Yine Erdoğan, yine etkileyici ses tonuyla tüyleri diken diken eden şiirli bir reklam. Ancak şiirinin kalitesi düşmüş, kendi siyasi düşüşünün habercisi.
Bu reklamın AKP'nin seçim kampanyasının bir parçası olduğu ve Cumhurbaşkanı'nın tarafsızlık ilkesini çiğnediği yönündeki haklı ama güçsüz eleştirileri, hukukun güçler dengesinin sonunda kurulan bir denge olduğunu hesaba katmayan; hukuku sırf "iyi bir şey" diye herkesin uyması gereken kurallar bütünü olarak kabul eden sosyal bürokratlara bırakıyorum.
Erdoğan cumhurbaşkanlığı seçiminde Sezai Karakoç'un şiirini kullanmıştı. Açıkçası çok sevdiğim bir şiirdir ve dinlerken rahatsız da olsam tüylerim diken diken olmuştu (soL'dan "Erdoğan'ı dinlerken tüyleri diken diken olmuş" haberi beklerim). Gerçek bir muhalefet karşısında fikriyle beraber şiiri de gerilemiş. "Hizmet" ve "istikrar" vurgusundan "vatan" vurgusuna geçilmiş, ama en bayağı biçiminde. Sezai Karakoç'tan Arif Nihat Asya'ya, "Yenilgi yenilgi büyüyen bir zafer vardır"dan "bizi sen vatansız bırakma Allahım"a.

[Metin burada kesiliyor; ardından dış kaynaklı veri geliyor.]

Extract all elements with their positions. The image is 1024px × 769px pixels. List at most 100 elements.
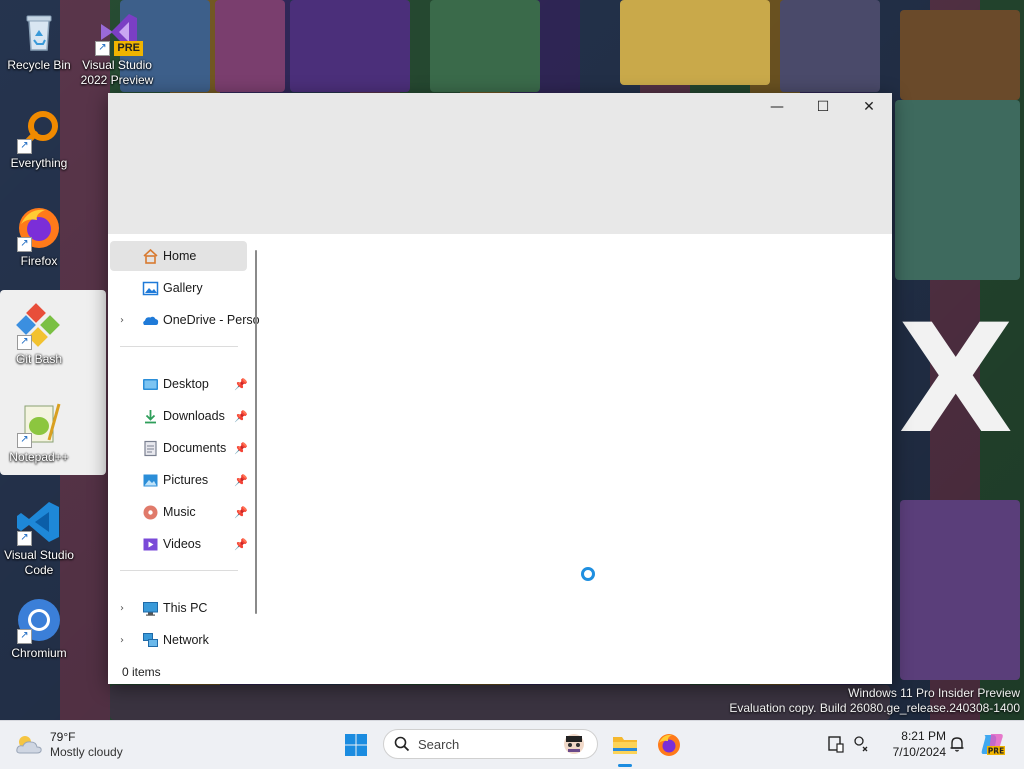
chevron-right-icon[interactable]: ›: [120, 635, 124, 646]
firefox-icon: [658, 734, 680, 756]
shortcut-arrow-icon: ↗: [17, 139, 32, 154]
status-bar: 0 items: [108, 661, 264, 684]
firefox-shortcut[interactable]: ↗ Firefox: [0, 204, 78, 269]
search-highlight-icon: [554, 732, 594, 759]
desktop-icon-label: Visual Studio 2022 Preview: [80, 58, 154, 87]
nav-item-onedrive[interactable]: › OneDrive - Perso: [110, 305, 260, 335]
desktop-icon-label: Everything: [10, 156, 68, 170]
desktop-icon-label: Visual Studio Code: [4, 548, 74, 577]
taskbar-clock[interactable]: 8:21 PM 7/10/2024: [876, 728, 946, 760]
nav-item-desktop[interactable]: Desktop 📌: [110, 369, 248, 399]
vscode-icon: ↗: [15, 498, 63, 546]
shortcut-arrow-icon: ↗: [17, 629, 32, 644]
pin-icon: 📌: [234, 505, 248, 519]
desktop-icon-label: Notepad++: [9, 450, 69, 464]
wallpaper-tile: [620, 0, 770, 85]
nav-item-label: Home: [163, 249, 197, 263]
desktop-icon-label: Firefox: [20, 254, 58, 268]
documents-icon: [142, 440, 159, 457]
weather-temperature: 79°F: [50, 730, 76, 744]
pin-icon: 📌: [234, 537, 248, 551]
item-count: 0 items: [122, 665, 161, 679]
network-icon: [142, 632, 159, 649]
downloads-icon: [142, 408, 159, 425]
folder-icon: [613, 737, 637, 754]
nav-item-label: Videos: [163, 537, 201, 551]
nav-item-label: Downloads: [163, 409, 225, 423]
nav-scrollbar[interactable]: [255, 250, 257, 614]
search-label: Search: [418, 737, 460, 752]
minimize-button[interactable]: —: [754, 93, 800, 121]
taskbar: 79°F Mostly cloudy Search 8:21 PM 7/10/2…: [0, 720, 1024, 769]
svg-text:PRE: PRE: [988, 747, 1004, 756]
windows-logo-icon: [345, 734, 367, 756]
chromium-shortcut[interactable]: ↗ Chromium: [0, 596, 78, 661]
taskbar-search-box[interactable]: Search: [383, 729, 598, 759]
chevron-right-icon[interactable]: ›: [120, 603, 124, 614]
recycle-bin-shortcut[interactable]: Recycle Bin: [0, 8, 78, 73]
title-bar: — ☐ ✕: [108, 93, 892, 234]
pin-icon: 📌: [234, 409, 248, 423]
visual-studio-preview-shortcut[interactable]: ↗ PRE Visual Studio 2022 Preview: [78, 8, 156, 88]
nav-item-documents[interactable]: Documents 📌: [110, 433, 248, 463]
git-bash-shortcut[interactable]: ↗ Git Bash: [0, 302, 78, 367]
nav-item-network[interactable]: › Network: [110, 625, 247, 655]
pin-icon: 📌: [234, 441, 248, 455]
this-pc-icon: [142, 600, 159, 617]
pin-icon: 📌: [234, 473, 248, 487]
everything-shortcut[interactable]: ↗ Everything: [0, 106, 78, 171]
git-bash-icon: ↗: [15, 302, 63, 350]
wallpaper-tile: [900, 500, 1020, 680]
notepad-plus-plus-shortcut[interactable]: ↗ Notepad++: [0, 400, 78, 465]
maximize-button[interactable]: ☐: [800, 93, 846, 121]
wallpaper-tile: [215, 0, 285, 92]
nav-separator: [120, 346, 238, 347]
wallpaper-tile: [430, 0, 540, 92]
wallpaper-tile: [780, 0, 880, 92]
nav-item-label: OneDrive - Perso: [163, 313, 260, 327]
loading-spinner-icon: [581, 567, 595, 581]
videos-icon: [142, 536, 159, 553]
start-button[interactable]: [338, 727, 374, 763]
home-icon: [142, 248, 159, 265]
vscode-shortcut[interactable]: ↗ Visual Studio Code: [0, 498, 78, 578]
nav-item-gallery[interactable]: Gallery: [110, 273, 247, 303]
taskbar-file-explorer[interactable]: [607, 727, 643, 767]
close-button[interactable]: ✕: [846, 93, 892, 121]
clock-time: 8:21 PM: [901, 729, 946, 743]
onedrive-icon: [142, 312, 159, 329]
nav-item-pictures[interactable]: Pictures 📌: [110, 465, 248, 495]
music-icon: [142, 504, 159, 521]
nav-item-music[interactable]: Music 📌: [110, 497, 248, 527]
weather-description: Mostly cloudy: [50, 745, 123, 759]
nav-item-home[interactable]: Home: [110, 241, 247, 271]
nav-item-videos[interactable]: Videos 📌: [110, 529, 248, 559]
content-pane: [264, 234, 892, 684]
device-tray-icon[interactable]: [827, 735, 845, 756]
desktop-icon-label: Git Bash: [15, 352, 63, 366]
wallpaper-tile: [290, 0, 410, 92]
notification-bell-icon[interactable]: [948, 735, 966, 756]
taskbar-firefox[interactable]: [651, 727, 687, 763]
desktop-icon-label: Recycle Bin: [7, 58, 71, 72]
weather-widget[interactable]: 79°F Mostly cloudy: [14, 729, 154, 763]
nav-item-downloads[interactable]: Downloads 📌: [110, 401, 248, 431]
insider-watermark: Windows 11 Pro Insider Preview Evaluatio…: [729, 686, 1020, 716]
chromium-icon: ↗: [15, 596, 63, 644]
shortcut-arrow-icon: ↗: [17, 531, 32, 546]
chevron-right-icon[interactable]: ›: [120, 315, 124, 326]
firefox-icon: ↗: [15, 204, 63, 252]
copilot-pre-icon[interactable]: PRE: [979, 731, 1005, 760]
network-status-icon[interactable]: [853, 735, 871, 756]
desktop-folder-icon: [142, 376, 159, 393]
watermark-line-1: Windows 11 Pro Insider Preview: [848, 686, 1020, 700]
gallery-icon: [142, 280, 159, 297]
nav-item-this-pc[interactable]: › This PC: [110, 593, 247, 623]
shortcut-arrow-icon: ↗: [95, 41, 110, 56]
file-explorer-window: — ☐ ✕ Home Gallery › OneDrive - Perso De…: [108, 93, 892, 684]
everything-search-icon: ↗: [15, 106, 63, 154]
clock-date: 7/10/2024: [892, 745, 946, 759]
watermark-line-2: Evaluation copy. Build 26080.ge_release.…: [729, 701, 1020, 715]
recycle-bin-icon: [15, 8, 63, 56]
nav-item-label: Music: [163, 505, 196, 519]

Sezai Karakoç sevenlerin, Arif Nihat Asya resmi törenlerin şairidir: İlkokullarda ve askerde okunan "Seni selamlamadan uçan kuşun/Yuvasını bozacağım"ın şairi. Karakoç "sevgili"ye hitap eder, Asya "kahraman"lara. Karakoç sürgündür, baharları mezarlardan yükseltir. Asya önce kuşların yuvasını bozar, sonra kendisini vatansız bırakmaması için Allah'a dua eder. Bu imgeden yoksun şiirin, fikren aşamayacağı bir sığlık düzeyidir.
Mesela Mehmet Akif Ersoy için aynı şey söylenemez. Elbette o da milliyetçidir ama imgelerinin gücü onu fikri bir derinliğe taşır. "Sönmeden yurdumun üstünde tüten en son ocak" ifadesi, "Bizi vatansız bırakma Allahım" yakarışından katbekat kuvvetlidir. İlkinde vatan, ocağın tüttüğü yer -kaldı ki Mehmet Akif sürgün yaşadı-; ikincisinde vatan, kurtarmaları için kahramanların beklendiği yer.
Neticede, iyi bir şiirde, kendi fikrinin üstünde bir fikir vardır. (Resmileşmediği sürece sevilebilir).
Bu şiir, Erdoğan'ın siyaseten düşüşünün belgesidir, kahramanlara seslenilirken konu Erdoğan'a bağlanır. Şiirin ve siyasetin düştüğü yer faşizmdir. "Bizi vatansız bırakma Allahım" derken kendisi çıkıyor, Erdoğan Çanakkale şehitlerinden el alıyor, seyirciye de Allah'ın bizi Erdoğansız bırakmamasını istemek kalıyor.
Erdoğan kendi gücünü göstererek gücünü korumaya çalışıyor, gücünün güç gösterisinden başka sığınağı kalmadı, kendisi olmayan bir vatanı imkansızlaştırıyor. Şiirli video da bunun tescilidir. Kendi düşüşünü düşünülemez hale getirmeye çabalıyor. Erdoğan konuyu "hizmet" ve "istikrar"dan buraya getirdiyse tam da başka ihtimaller gündeme geldiğindendir. Ancak bu geçişi görüp ona göre konumlanmamız gerek. Sesindeki faşist ton yükseliyor, gücün güçten başka dayanağı kalmadığında başka bir yol kalmıyor.